Zhang Yin, Zhang Yongchao, Huang Yulin, Yang Jianyu
University of Electronic Science and Technology of China, Chengdu 610051.
Sensors (Basel). 2017 Jun 10;17(6):1353. doi: 10.3390/s17061353.
This paper presents a sparse superresolution approach for high cross-range resolution imaging of forward-looking scanning radar based on the Bayesian criterion. First, a novel forward-looking signal model is established as the product of the measurement matrix and the cross-range target distribution, which is more accurate than the conventional convolution model. Then, based on the Bayesian criterion, the widely-used sparse regularization is considered as the penalty term to recover the target distribution. The derivation of the cost function is described, and finally, an iterative expression for minimizing this function is presented. Alternatively, this paper discusses how to estimate the single parameter of Gaussian noise.
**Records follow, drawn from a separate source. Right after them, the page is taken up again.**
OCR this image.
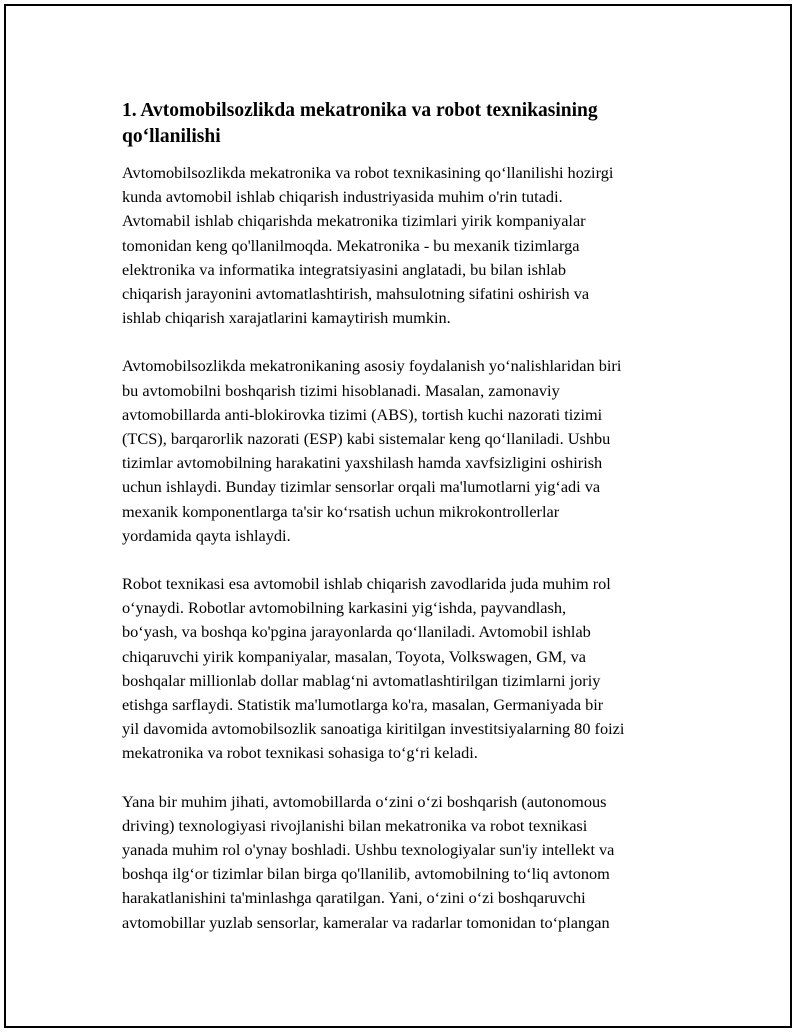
1. Avtomobilsozlikda mekatronika va robot texnikasining
qo‘llanilishi
Avtomobilsozlikda mekatronika va robot texnikasining qo‘llanilishi hozirgi
kunda avtomobil ishlab chiqarish industriyasida muhim o'rin tutadi.
Avtomabil ishlab chiqarishda mekatronika tizimlari yirik kompaniyalar
tomonidan keng qo'llanilmoqda. Mekatronika - bu mexanik tizimlarga
elektronika va informatika integratsiyasini anglatadi, bu bilan ishlab
chiqarish jarayonini avtomatlashtirish, mahsulotning sifatini oshirish va
ishlab chiqarish xarajatlarini kamaytirish mumkin.
Avtomobilsozlikda mekatronikaning asosiy foydalanish yo‘nalishlaridan biri
bu avtomobilni boshqarish tizimi hisoblanadi. Masalan, zamonaviy
avtomobillarda anti-blokirovka tizimi (ABS), tortish kuchi nazorati tizimi
(TCS), barqarorlik nazorati (ESP) kabi sistemalar keng qo‘llaniladi. Ushbu
tizimlar avtomobilning harakatini yaxshilash hamda xavfsizligini oshirish
uchun ishlaydi. Bunday tizimlar sensorlar orqali ma'lumotlarni yig‘adi va
mexanik komponentlarga ta'sir ko‘rsatish uchun mikrokontrollerlar
yordamida qayta ishlaydi.
Robot texnikasi esa avtomobil ishlab chiqarish zavodlarida juda muhim rol
o‘ynaydi. Robotlar avtomobilning karkasini yig‘ishda, payvandlash,
bo‘yash, va boshqa ko'pgina jarayonlarda qo‘llaniladi. Avtomobil ishlab
chiqaruvchi yirik kompaniyalar, masalan, Toyota, Volkswagen, GM, va
boshqalar millionlab dollar mablag‘ni avtomatlashtirilgan tizimlarni joriy
etishga sarflaydi. Statistik ma'lumotlarga ko'ra, masalan, Germaniyada bir
yil davomida avtomobilsozlik sanoatiga kiritilgan investitsiyalarning 80 foizi
mekatronika va robot texnikasi sohasiga to‘g‘ri keladi.
Yana bir muhim jihati, avtomobillarda o‘zini o‘zi boshqarish (autonomous
driving) texnologiyasi rivojlanishi bilan mekatronika va robot texnikasi
yanada muhim rol o'ynay boshladi. Ushbu texnologiyalar sun'iy intellekt va
boshqa ilg‘or tizimlar bilan birga qo'llanilib, avtomobilning to‘liq avtonom
harakatlanishini ta'minlashga qaratilgan. Yani, o‘zini o‘zi boshqaruvchi
avtomobillar yuzlab sensorlar, kameralar va radarlar tomonidan to‘plangan
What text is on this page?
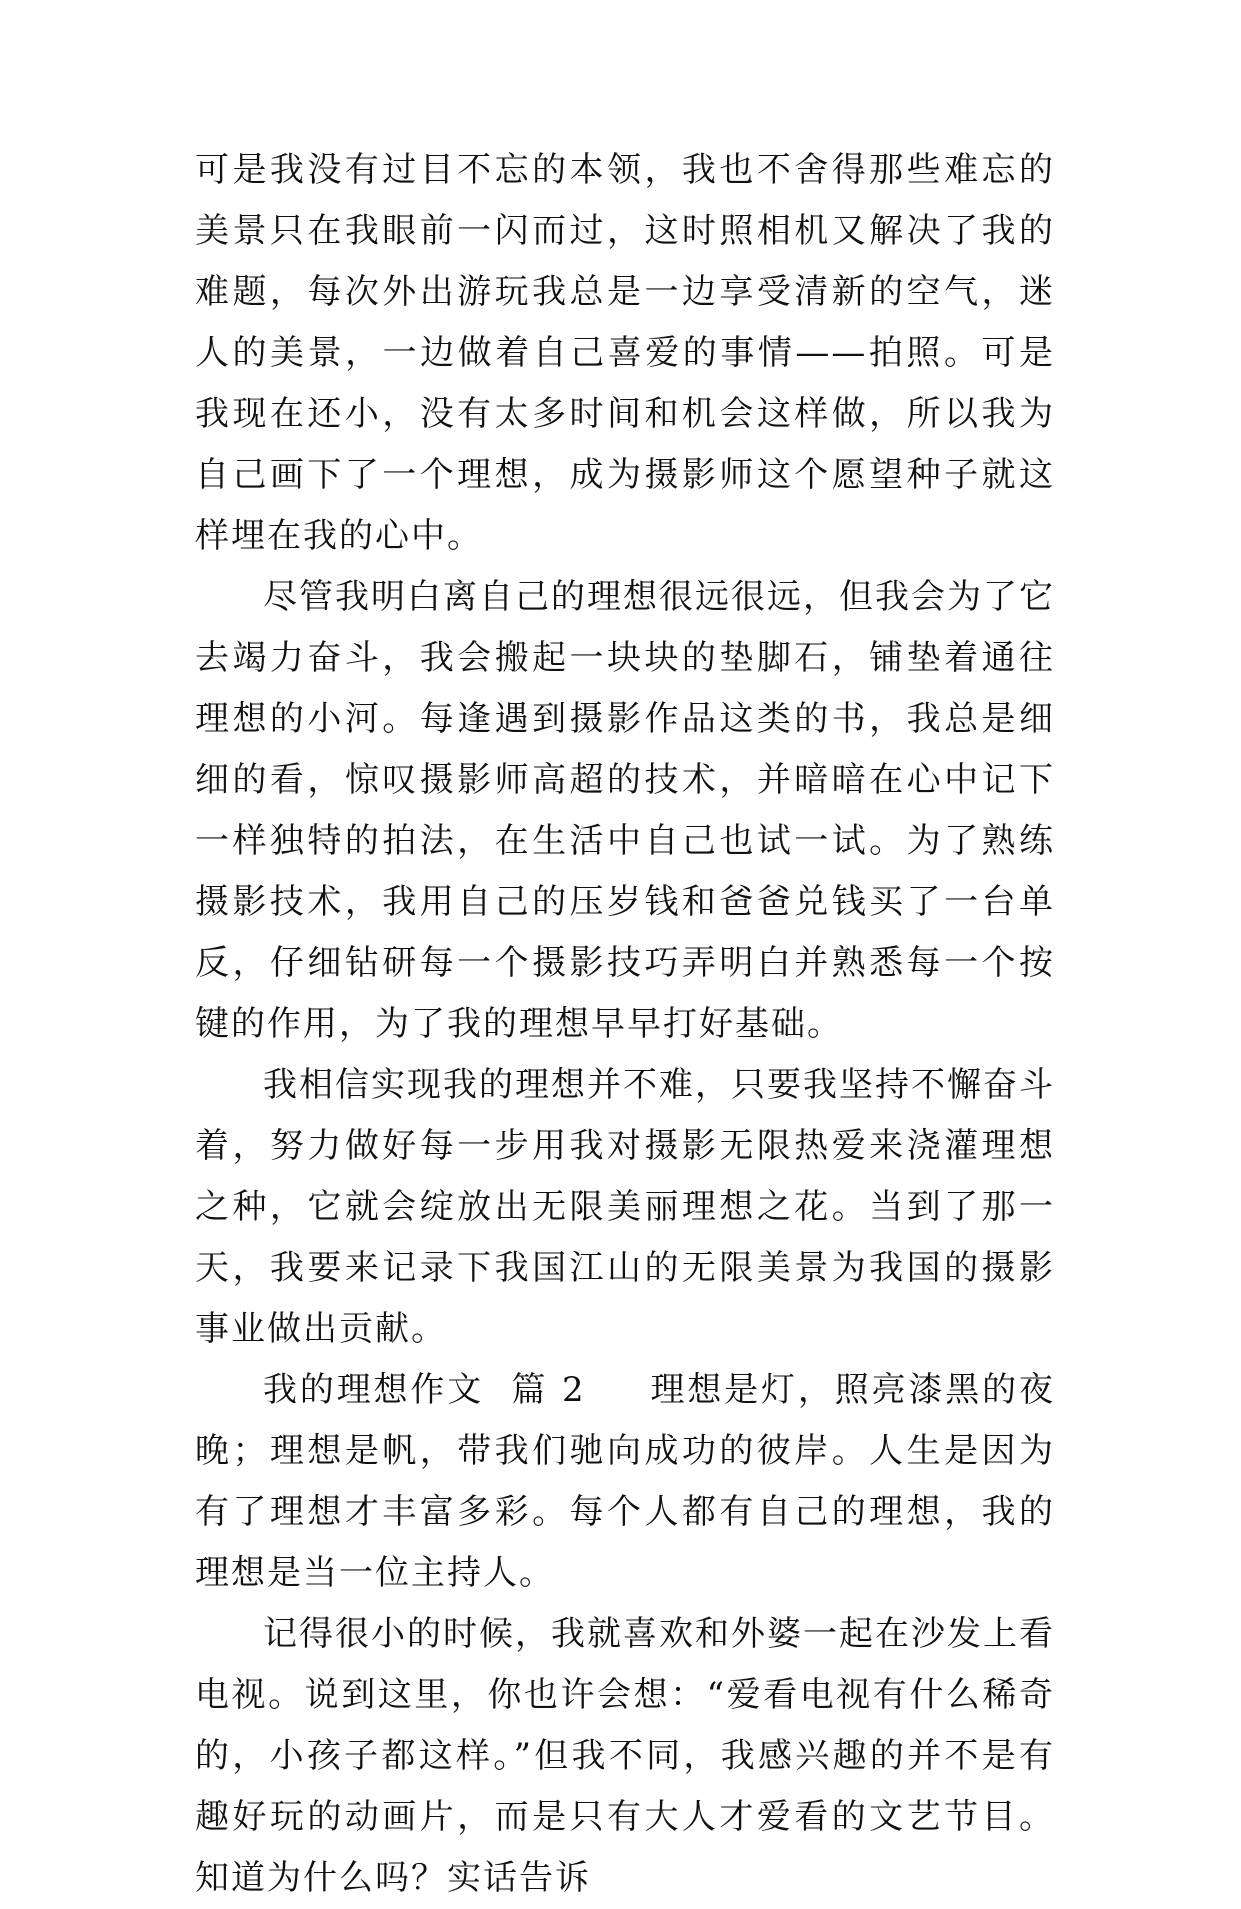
可是我没有过目不忘的本领，我也不舍得那些难忘的美景只在我眼前一闪而过，这时照相机又解决了我的难题，每次外出游玩我总是一边享受清新的空气，迷人的美景，一边做着自己喜爱的事情——拍照。可是我现在还小，没有太多时间和机会这样做，所以我为自己画下了一个理想，成为摄影师这个愿望种子就这样埋在我的心中。

尽管我明白离自己的理想很远很远，但我会为了它去竭力奋斗，我会搬起一块块的垫脚石，铺垫着通往理想的小河。每逢遇到摄影作品这类的书，我总是细细的看，惊叹摄影师高超的技术，并暗暗在心中记下一样独特的拍法，在生活中自己也试一试。为了熟练摄影技术，我用自己的压岁钱和爸爸兑钱买了一台单反，仔细钻研每一个摄影技巧弄明白并熟悉每一个按键的作用，为了我的理想早早打好基础。

我相信实现我的理想并不难，只要我坚持不懈奋斗着，努力做好每一步用我对摄影无限热爱来浇灌理想之种，它就会绽放出无限美丽理想之花。当到了那一天，我要来记录下我国江山的无限美景为我国的摄影事业做出贡献。

我的理想作文  篇 2 理想是灯，照亮漆黑的夜晚；理想是帆，带我们驰向成功的彼岸。人生是因为有了理想才丰富多彩。每个人都有自己的理想，我的理想是当一位主持人。

记得很小的时候，我就喜欢和外婆一起在沙发上看电视。说到这里，你也许会想：“爱看电视有什么稀奇的，小孩子都这样。”但我不同，我感兴趣的并不是有趣好玩的动画片，而是只有大人才爱看的文艺节目。知道为什么吗？实话告诉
With the advantage of a more accurate model, the proposed sparse Bayesian approach enjoys a lower model error. Meanwhile, when compared with the conventional superresolution methods, the proposed approach shows high cross-range resolution and small location error. The superresolution results for the simulated point target, scene data, and real measured data are presented to demonstrate the superior performance of the proposed approach.
本文提出了一种基于贝叶斯准则的前视扫描雷达高横向分辨率成像的稀疏超分辨率方法。首先,建立了一种新颖的前视信号模型,该模型是测量矩阵与横向目标分布的乘积,比传统的卷积模型更精确。然后,基于贝叶斯准则,将广泛使用的稀疏正则化作为惩罚项来恢复目标分布。描述了代价函数的推导过程,最后给出了使该函数最小化的迭代表达式。另外,本文还讨论了如何估计高斯噪声的单个参数。由于模型更精确,所提出的稀疏贝叶斯方法具有较低的模型误差。同时,与传统的超分辨率方法相比,该方法具有较高的横向分辨率和较小的定位误差。给出了模拟点目标、场景数据和实际测量数据的超分辨率结果,以证明所提方法的优越性能。